A solar heating system of this type can operate even when the outdoor temperature is below freezing. This is because collected solar energy can heat the pipe in the collector assembly to a temperature sufficiently high to heat water in the tank. However, the supply and return pipes may be exposed to outdoor temperature below freezing so that water in these pipes freezes, blocks flow and prevents operation of the heating system.
During cloudy days or at nighttime, the temperature inside the solar collector assembly may fall below freezing with the result that water in the water pipe in the solar collector freezes and expands. This can cause the pipe to become irreversibly deformed or to rupture.
Conventional solar heating systems for use in locations where freezing temperatures occur avoid the problem of frozen supply and return pipes and frozen water pipes in solar collectors by draining the water from the pipes when solar radiation is absent or insufficient to provide heating. This increases system complexity and prevents use of the system during cold months.

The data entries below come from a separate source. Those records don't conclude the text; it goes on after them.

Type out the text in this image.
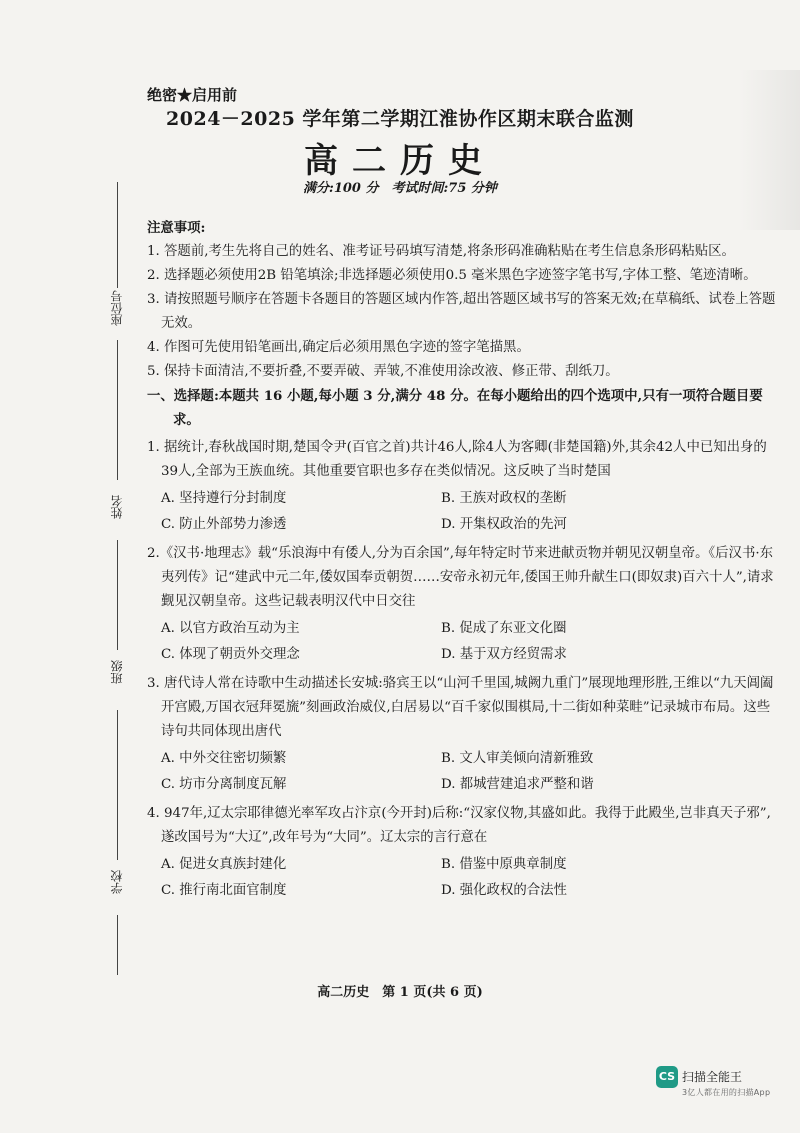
绝密★启用前
2024－2025 学年第二学期江淮协作区期末联合监测
高二历史
满分:100 分　考试时间:75 分钟
座位号
姓名
班级
学校

注意事项:

1. 答题前,考生先将自己的姓名、准考证号码填写清楚,将条形码准确粘贴在考生信息条形码粘贴区。

2. 选择题必须使用2B 铅笔填涂;非选择题必须使用0.5 毫米黑色字迹签字笔书写,字体工整、笔迹清晰。

3. 请按照题号顺序在答题卡各题目的答题区域内作答,超出答题区域书写的答案无效;在草稿纸、试卷上答题无效。

4. 作图可先使用铅笔画出,确定后必须用黑色字迹的签字笔描黑。

5. 保持卡面清洁,不要折叠,不要弄破、弄皱,不准使用涂改液、修正带、刮纸刀。

一、选择题:本题共 16 小题,每小题 3 分,满分 48 分。在每小题给出的四个选项中,只有一项符合题目要求。

1. 据统计,春秋战国时期,楚国令尹(百官之首)共计46人,除4人为客卿(非楚国籍)外,其余42人中已知出身的39人,全部为王族血统。其他重要官职也多存在类似情况。这反映了当时楚国

A. 坚持遵行分封制度	B. 王族对政权的垄断
C. 防止外部势力渗透	D. 开集权政治的先河

2.《汉书·地理志》载“乐浪海中有倭人,分为百余国”,每年特定时节来进献贡物并朝见汉朝皇帝。《后汉书·东夷列传》记“建武中元二年,倭奴国奉贡朝贺……安帝永初元年,倭国王帅升献生口(即奴隶)百六十人”,请求觐见汉朝皇帝。这些记载表明汉代中日交往

A. 以官方政治互动为主	B. 促成了东亚文化圈
C. 体现了朝贡外交理念	D. 基于双方经贸需求

3. 唐代诗人常在诗歌中生动描述长安城:骆宾王以“山河千里国,城阙九重门”展现地理形胜,王维以“九天阊阖开宫殿,万国衣冠拜冕旒”刻画政治威仪,白居易以“百千家似围棋局,十二街如种菜畦”记录城市布局。这些诗句共同体现出唐代

A. 中外交往密切频繁	B. 文人审美倾向清新雅致
C. 坊市分离制度瓦解	D. 都城营建追求严整和谐

4. 947年,辽太宗耶律德光率军攻占汴京(今开封)后称:“汉家仪物,其盛如此。我得于此殿坐,岂非真天子邪”,遂改国号为“大辽”,改年号为“大同”。辽太宗的言行意在

A. 促进女真族封建化	B. 借鉴中原典章制度
C. 推行南北面官制度	D. 强化政权的合法性
高二历史　第 1 页(共 6 页)
CS 扫描全能王
3亿人都在用的扫描App
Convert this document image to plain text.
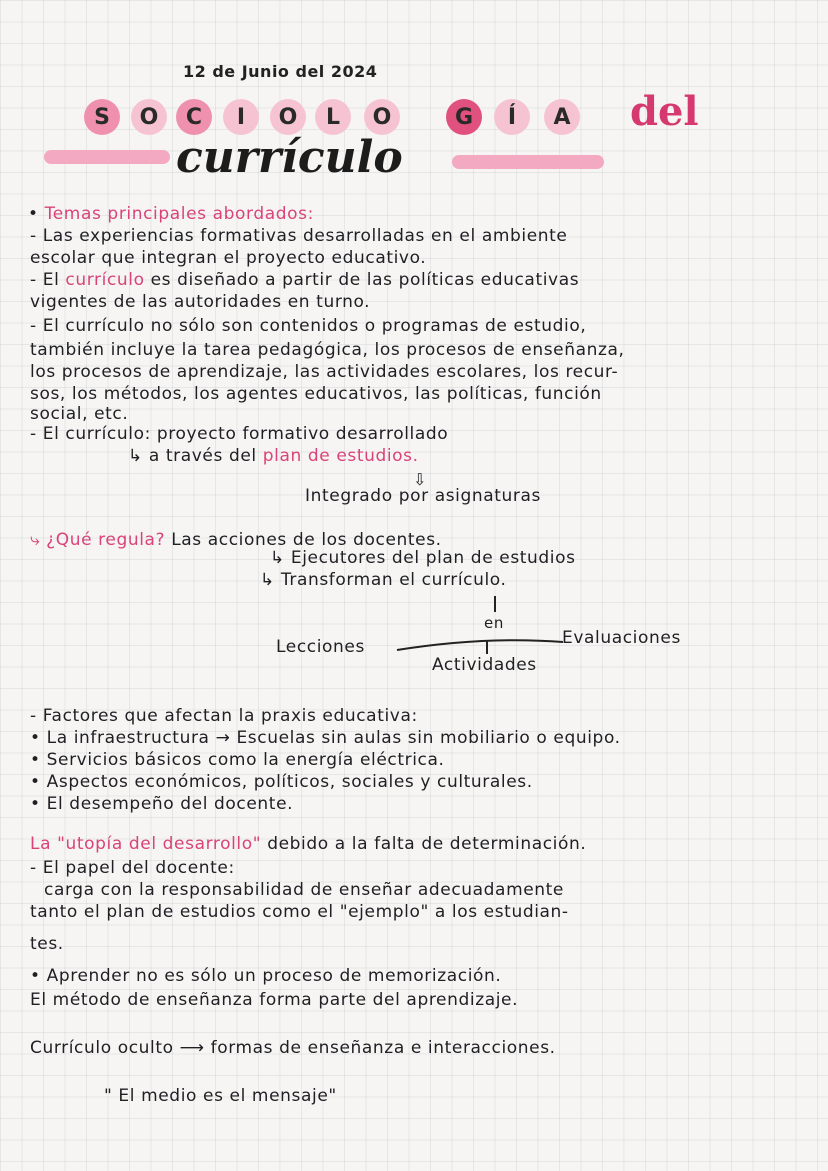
12 de Junio del 2024
S	O	C	I	O	L	O	G	Í	A del
currículo
• Temas principales abordados:
- Las experiencias formativas desarrolladas en el ambiente
escolar que integran el proyecto educativo.
- El currículo es diseñado a partir de las políticas educativas
vigentes de las autoridades en turno.
- El currículo no sólo son contenidos o programas de estudio,
también incluye la tarea pedagógica, los procesos de enseñanza,
los procesos de aprendizaje, las actividades escolares, los recur-
sos, los métodos, los agentes educativos, las políticas, función
social, etc.
- El currículo: proyecto formativo desarrollado
↳ a través del plan de estudios.
⇩
Integrado por asignaturas
⤷ ¿Qué regula? Las acciones de los docentes.
↳ Ejecutores del plan de estudios
↳ Transforman el currículo.
en
Lecciones	Evaluaciones
Actividades
- Factores que afectan la praxis educativa:
• La infraestructura → Escuelas sin aulas sin mobiliario o equipo.
• Servicios básicos como la energía eléctrica.
• Aspectos económicos, políticos, sociales y culturales.
• El desempeño del docente.
La "utopía del desarrollo" debido a la falta de determinación.
- El papel del docente:
carga con la responsabilidad de enseñar adecuadamente
tanto el plan de estudios como el "ejemplo" a los estudian-
tes.
• Aprender no es sólo un proceso de memorización.
El método de enseñanza forma parte del aprendizaje.
Currículo oculto ⟶ formas de enseñanza e interacciones.
" El medio es el mensaje"
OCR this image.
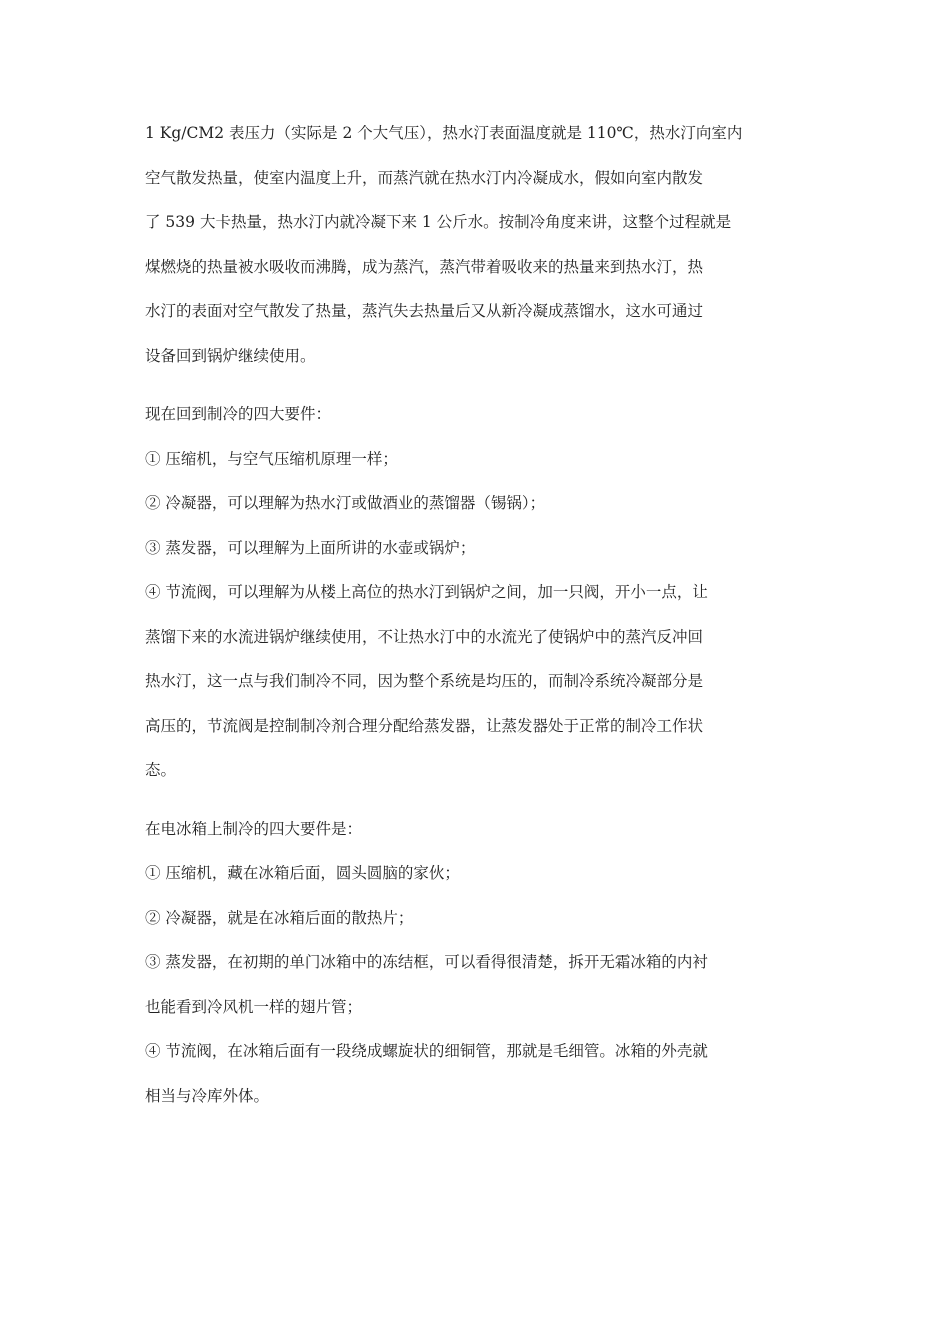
1 Kg/CM2 表压力（实际是 2 个大气压），热水汀表面温度就是 110℃，热水汀向室内
空气散发热量，使室内温度上升，而蒸汽就在热水汀内冷凝成水，假如向室内散发
了 539 大卡热量，热水汀内就冷凝下来 1 公斤水。按制冷角度来讲，这整个过程就是
煤燃烧的热量被水吸收而沸腾，成为蒸汽，蒸汽带着吸收来的热量来到热水汀，热
水汀的表面对空气散发了热量，蒸汽失去热量后又从新冷凝成蒸馏水，这水可通过
设备回到锅炉继续使用。
现在回到制冷的四大要件：
① 压缩机，与空气压缩机原理一样；
② 冷凝器，可以理解为热水汀或做酒业的蒸馏器（锡锅）；
③ 蒸发器，可以理解为上面所讲的水壶或锅炉；
④ 节流阀，可以理解为从楼上高位的热水汀到锅炉之间，加一只阀，开小一点，让
蒸馏下来的水流进锅炉继续使用，不让热水汀中的水流光了使锅炉中的蒸汽反冲回
热水汀，这一点与我们制冷不同，因为整个系统是均压的，而制冷系统冷凝部分是
高压的，节流阀是控制制冷剂合理分配给蒸发器，让蒸发器处于正常的制冷工作状
态。
在电冰箱上制冷的四大要件是：
① 压缩机，藏在冰箱后面，圆头圆脑的家伙；
② 冷凝器，就是在冰箱后面的散热片；
③ 蒸发器，在初期的单门冰箱中的冻结框，可以看得很清楚，拆开无霜冰箱的内衬
也能看到冷风机一样的翅片管；
④ 节流阀，在冰箱后面有一段绕成螺旋状的细铜管，那就是毛细管。冰箱的外壳就
相当与冷库外体。
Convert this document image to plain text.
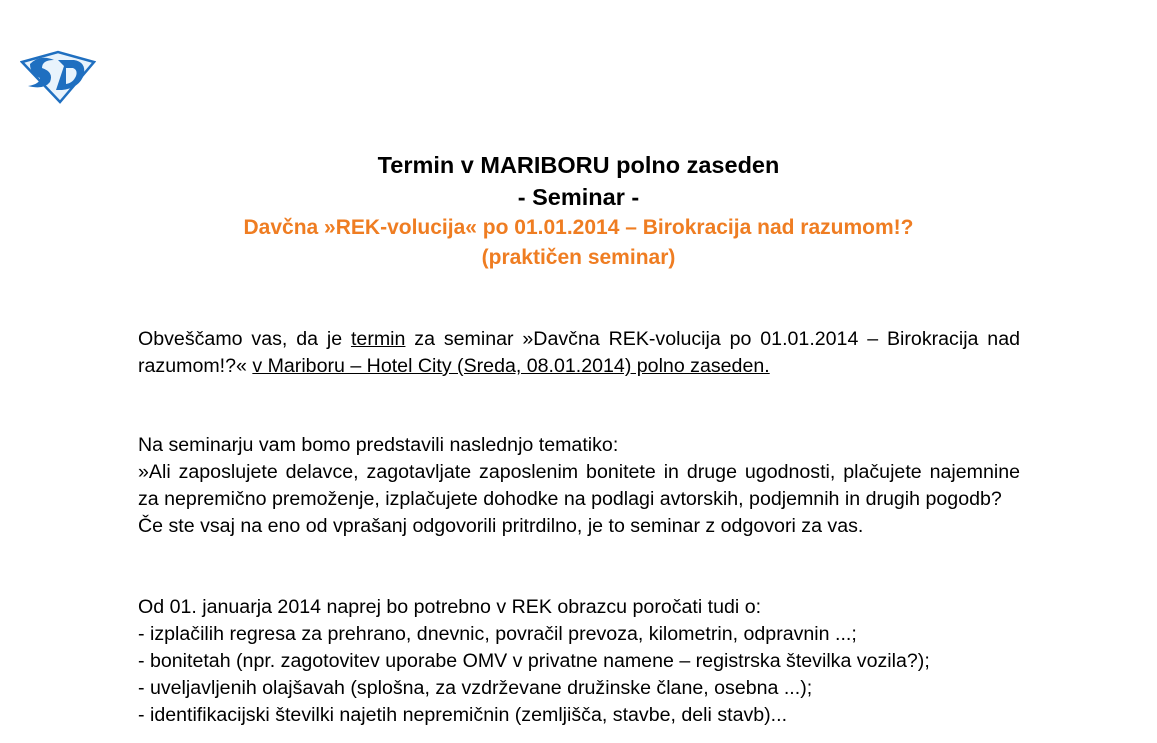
Termin v MARIBORU polno zaseden
- Seminar -
Davčna »REK-volucija« po 01.01.2014 – Birokracija nad razumom!?
(praktičen seminar)

Obveščamo vas, da je termin za seminar »Davčna REK-volucija po 01.01.2014 – Birokracija nad razumom!?« v Mariboru – Hotel City (Sreda, 08.01.2014) polno zaseden.

Na seminarju vam bomo predstavili naslednjo tematiko:
»Ali zaposlujete delavce, zagotavljate zaposlenim bonitete in druge ugodnosti, plačujete najemnine za nepremično premoženje, izplačujete dohodke na podlagi avtorskih, podjemnih in drugih pogodb?
Če ste vsaj na eno od vprašanj odgovorili pritrdilno, je to seminar z odgovori za vas.

Od 01. januarja 2014 naprej bo potrebno v REK obrazcu poročati tudi o:
- izplačilih regresa za prehrano, dnevnic, povračil prevoza, kilometrin, odpravnin ...;
- bonitetah (npr. zagotovitev uporabe OMV v privatne namene – registrska številka vozila?);
- uveljavljenih olajšavah (splošna, za vzdrževane družinske člane, osebna ...);
- identifikacijski številki najetih nepremičnin (zemljišča, stavbe, deli stavb)...
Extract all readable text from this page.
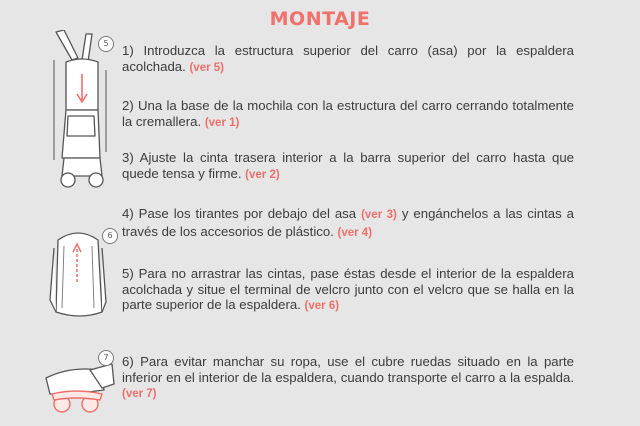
MONTAJE
5
6
7
1) Introduzca la estructura superior del carro (asa) por la espaldera acolchada. (ver 5)
2) Una la base de la mochila con la estructura del carro cerrando totalmente la cremallera. (ver 1)
3) Ajuste la cinta trasera interior a la barra superior del carro hasta que quede tensa y firme. (ver 2)
4) Pase los tirantes por debajo del asa (ver 3) y engánchelos a las cintas a través de los accesorios de plástico. (ver 4)
5) Para no arrastrar las cintas, pase éstas desde el interior de la espaldera acolchada y situe el terminal de velcro junto con el velcro que se halla en la parte superior de la espaldera. (ver 6)
6) Para evitar manchar su ropa, use el cubre ruedas situado en la parte inferior en el interior de la espaldera, cuando transporte el carro a la espalda. (ver 7)
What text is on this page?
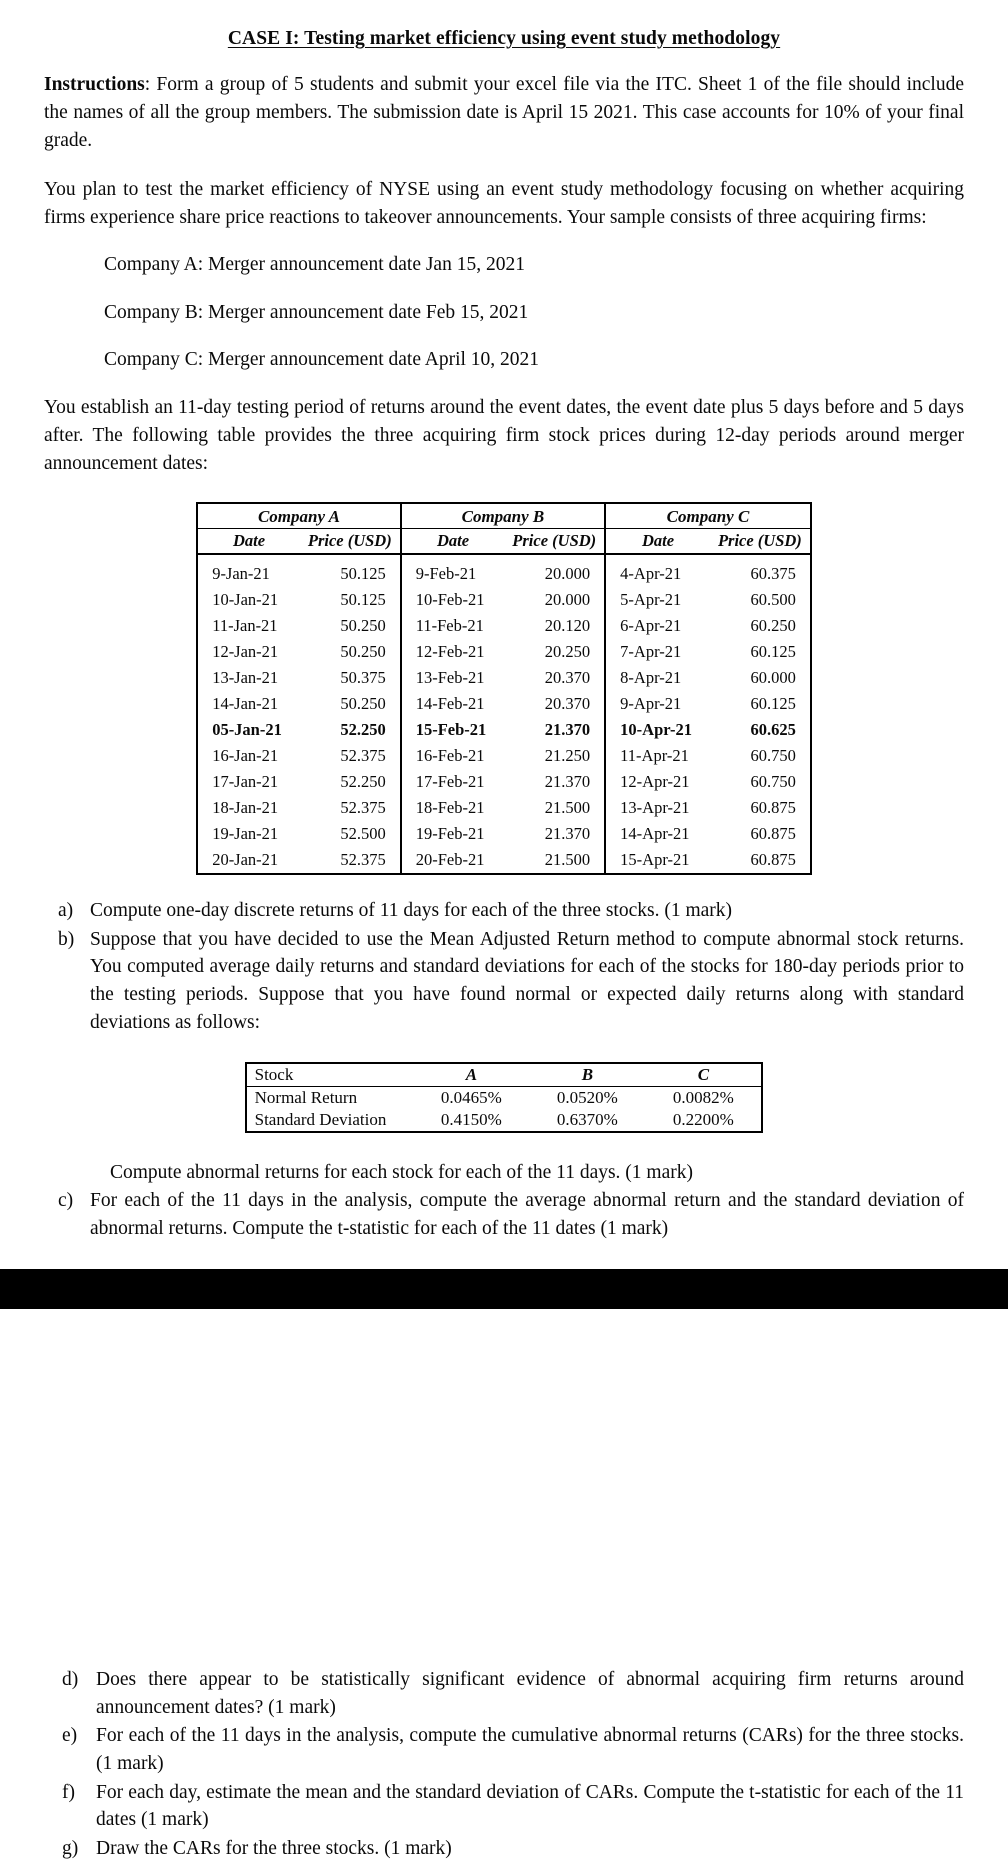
CASE I: Testing market efficiency using event study methodology

Instructions: Form a group of 5 students and submit your excel file via the ITC. Sheet 1 of the file should include the names of all the group members. The submission date is April 15 2021. This case accounts for 10% of your final grade.

You plan to test the market efficiency of NYSE using an event study methodology focusing on whether acquiring firms experience share price reactions to takeover announcements. Your sample consists of three acquiring firms:

Company A: Merger announcement date Jan 15, 2021
Company B: Merger announcement date Feb 15, 2021
Company C: Merger announcement date April 10, 2021

You establish an 11-day testing period of returns around the event dates, the event date plus 5 days before and 5 days after. The following table provides the three acquiring firm stock prices during 12-day periods around merger announcement dates:

Company A		Company B		Company C	
Date	Price (USD)	Date	Price (USD)	Date	Price (USD)
9-Jan-21	50.125	9-Feb-21	20.000	4-Apr-21	60.375
10-Jan-21	50.125	10-Feb-21	20.000	5-Apr-21	60.500
11-Jan-21	50.250	11-Feb-21	20.120	6-Apr-21	60.250
12-Jan-21	50.250	12-Feb-21	20.250	7-Apr-21	60.125
13-Jan-21	50.375	13-Feb-21	20.370	8-Apr-21	60.000
14-Jan-21	50.250	14-Feb-21	20.370	9-Apr-21	60.125
05-Jan-21	52.250	15-Feb-21	21.370	10-Apr-21	60.625
16-Jan-21	52.375	16-Feb-21	21.250	11-Apr-21	60.750
17-Jan-21	52.250	17-Feb-21	21.370	12-Apr-21	60.750
18-Jan-21	52.375	18-Feb-21	21.500	13-Apr-21	60.875
19-Jan-21	52.500	19-Feb-21	21.370	14-Apr-21	60.875
20-Jan-21	52.375	20-Feb-21	21.500	15-Apr-21	60.875
a) Compute one-day discrete returns of 11 days for each of the three stocks. (1 mark)
b) Suppose that you have decided to use the Mean Adjusted Return method to compute abnormal stock returns. You computed average daily returns and standard deviations for each of the stocks for 180-day periods prior to the testing periods. Suppose that you have found normal or expected daily returns along with standard deviations as follows:
Stock	A	B	C
Normal Return	0.0465%	0.0520%	0.0082%
Standard Deviation	0.4150%	0.6370%	0.2200%

Compute abnormal returns for each stock for each of the 11 days. (1 mark)

c) For each of the 11 days in the analysis, compute the average abnormal return and the standard deviation of abnormal returns. Compute the t-statistic for each of the 11 dates (1 mark)
d) Does there appear to be statistically significant evidence of abnormal acquiring firm returns around announcement dates? (1 mark)
e) For each of the 11 days in the analysis, compute the cumulative abnormal returns (CARs) for the three stocks. (1 mark)
f) For each day, estimate the mean and the standard deviation of CARs. Compute the t-statistic for each of the 11 dates (1 mark)
g) Draw the CARs for the three stocks. (1 mark)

Another solution to the problem of frozen pipes in solar heating systems is to eliminate tank water from the pipes and substitute a non-freezing liquid, such as an ethylene glycol-water mixture. The mixture is circulated through the solar collector, is heated by solar energy and is then flowed to a heat exchanger external of the water tank. Heat from the ethylene glycol mixture is flowed to water in the exchanger, which is heated and then flowed to the tank. This solution is less efficient than a system in which tank water is heated directly in the solar collector assembly and is considerably more complicated and expensive than a system using water as a heat transfer medium.
Accordingly, there is a need for an improved solar heating system with a solar collector assembly using a solar collector with a water pipe where freezing of water in the solar collector pipe does not cause damage.
There is also need for a system which automatically clears an ice blockage in a supply or return pipe and resumes operation after an ice blockage has been cleared. The system should have a solar collector using a water heating pipe which is not damaged when water in the pipe freezes and expands.